La pellicola inaugura la tematica religiosa che sarà al centro di molti importanti film di Bergman. I due personaggi chiave sono il cavaliere, credente ma assalito dal dubbio, e lo scudiero, indifferente, materialista. La crisi del cavaliere deriva dalla delusione della crociata cui ha preso parte. Confidandosi con il monaco che poi si manifesterà come la personificazione della Morte, Block dice: “Vorrei confessarmi ma non ne sono capace perché il mio cuore è vuoto come uno specchio che sono costretto a fissare. Mi ci vedo riflesso e provo soltanto disgusto e paura, indifferenza verso il prossimo, verso i miei irriconoscibili simili”. Bergman mostra la disperazione di un uomo che non riconosce se stesso nei suoi simili, perché non riesce a capire il valore del suo essere uomo. Si anticipa il tema della paura, che avrà grande spazio nella poetica di Bergman. Alla domanda della Morte “Non credi che sarebbe meglio morire?”, il cavaliere risponde: “L’ignoto mi atterrisce. Voglio sapere senza fede, senza ipotesi. Voglio la certezza. Voglio che Dio mi tenda la mano e scopra il suo volto nascosto e voglio che mi parli”. Qui è espressa in modo didascalico tutta la problematica esistenziale del cinema bergmaniano. La parabola è chiara e lineare.

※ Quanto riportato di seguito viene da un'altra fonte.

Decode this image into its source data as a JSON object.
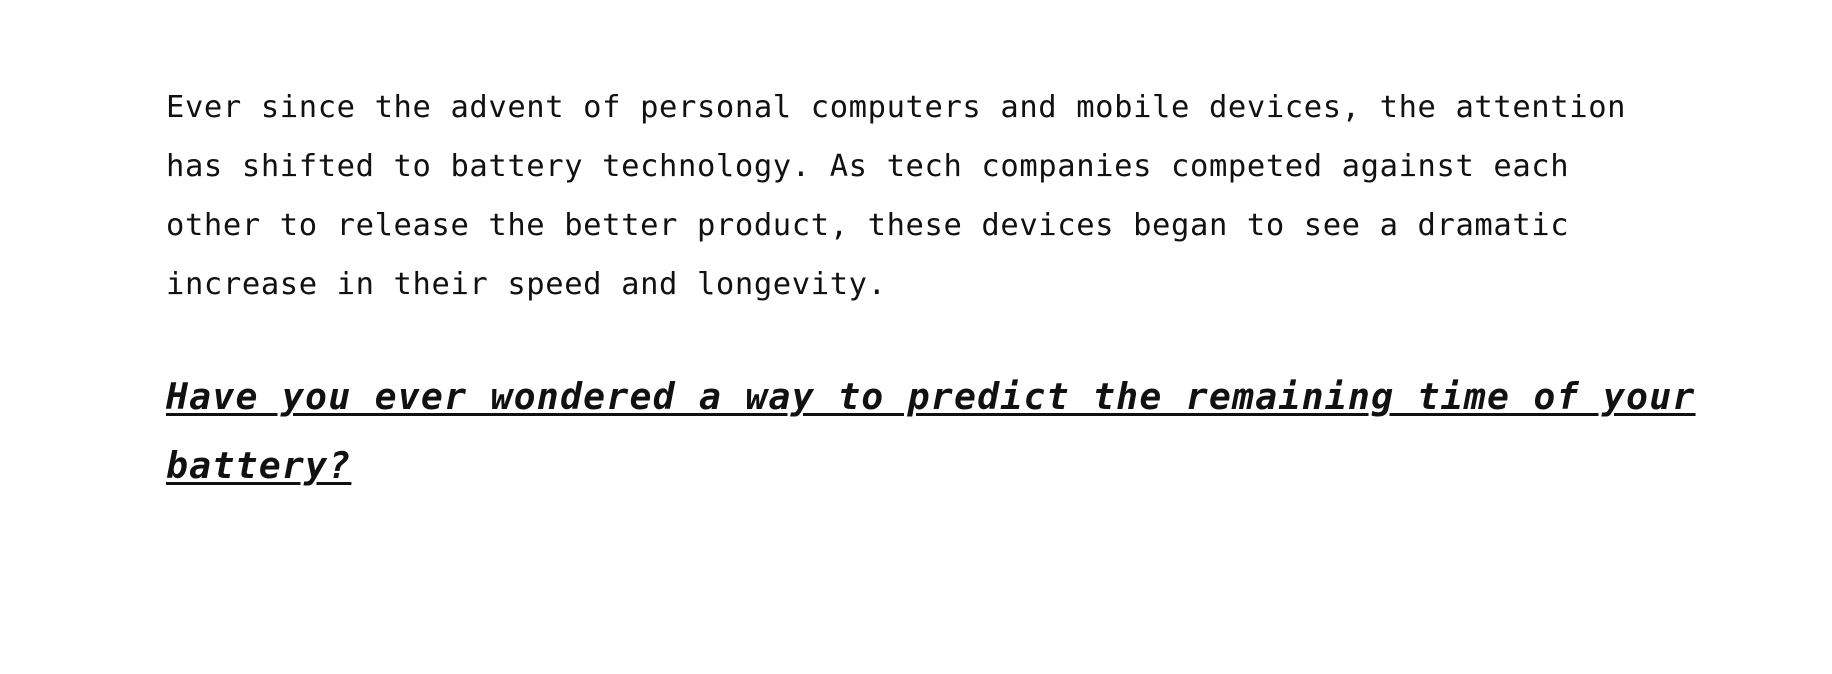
{
  "document": {
    "intro_lines": [
      "Ever since the advent of personal computers and mobile devices, the attention",
      "has shifted to battery technology. As tech companies competed against each",
      "other to release the better product, these devices began to see a dramatic",
      "increase in their speed and longevity."
    ],
    "heading_lines": [
      "Have you ever wondered a way to predict the remaining time of your",
      "battery?"
    ]
  }
}
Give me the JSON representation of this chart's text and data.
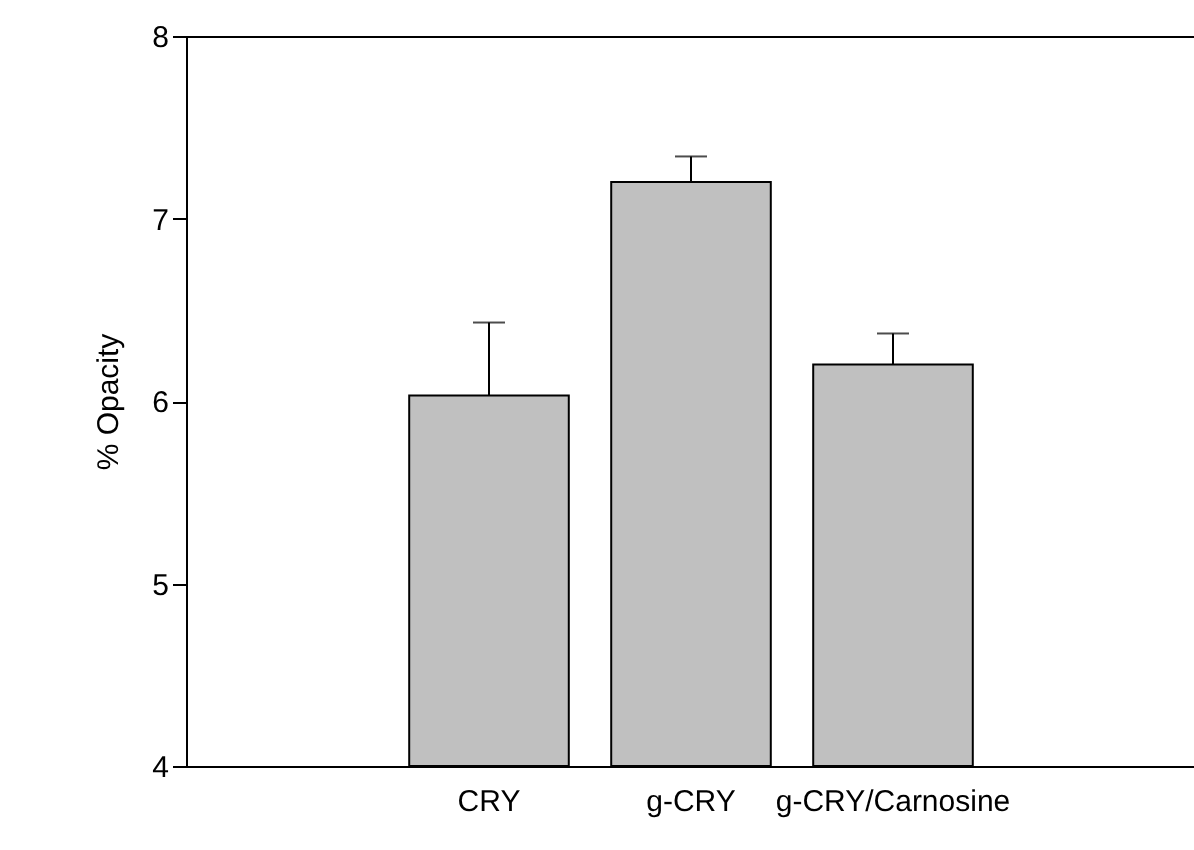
{
  "chart_data": {
    "type": "bar",
    "ylabel": "% Opacity",
    "categories": [
      null,
      "CRY",
      "g-CRY",
      "g-CRY/Carnosine",
      null
    ],
    "values": [
      null,
      6.03,
      7.2,
      6.2,
      null
    ],
    "errors": [
      null,
      [
        6.03,
        6.43
      ],
      [
        7.2,
        7.34
      ],
      [
        6.2,
        6.37
      ],
      null
    ],
    "color": "#c0c0c0",
    "ylim": [
      4,
      8
    ],
    "yticks": [
      4,
      5,
      6,
      7,
      8
    ],
    "grid": false
  }
}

La rappresentazione cinematografica in questo caso non serve a dare risposte, ma a sollevare domande ed interrogativi, come la Morte non offre alcuna risposta al cavaliere che, reduce dalle crociate, si interroga sul senso delle cose, sullo scopo ultimo della vita. “Il settimo sigillo” mostra la reazione dell’uomo di fronte all’incomprensibile, al dubbio sull’effettiva esistenza di un disegno divino, provvidenziale. La metafora della partita a scacchi con la Morte diventa dunque un capolavoro: è un gioco, ma c’è in ballo la vita. Tema centrale della pellicola è proprio la ricerca di Dio, un Dio che pare indifferente alle suppliche dei suoi proseliti. Bergman dipinge un Medioevo oscuro e violento, un paese sconvolto dalla pestilenza, dalla disperazione, nel quale vivono il terrore e il fanatismo religioso. “Il settimo sigillo” non è un film sulla morte, è una profonda riflessione sulla vita e sul suo significato.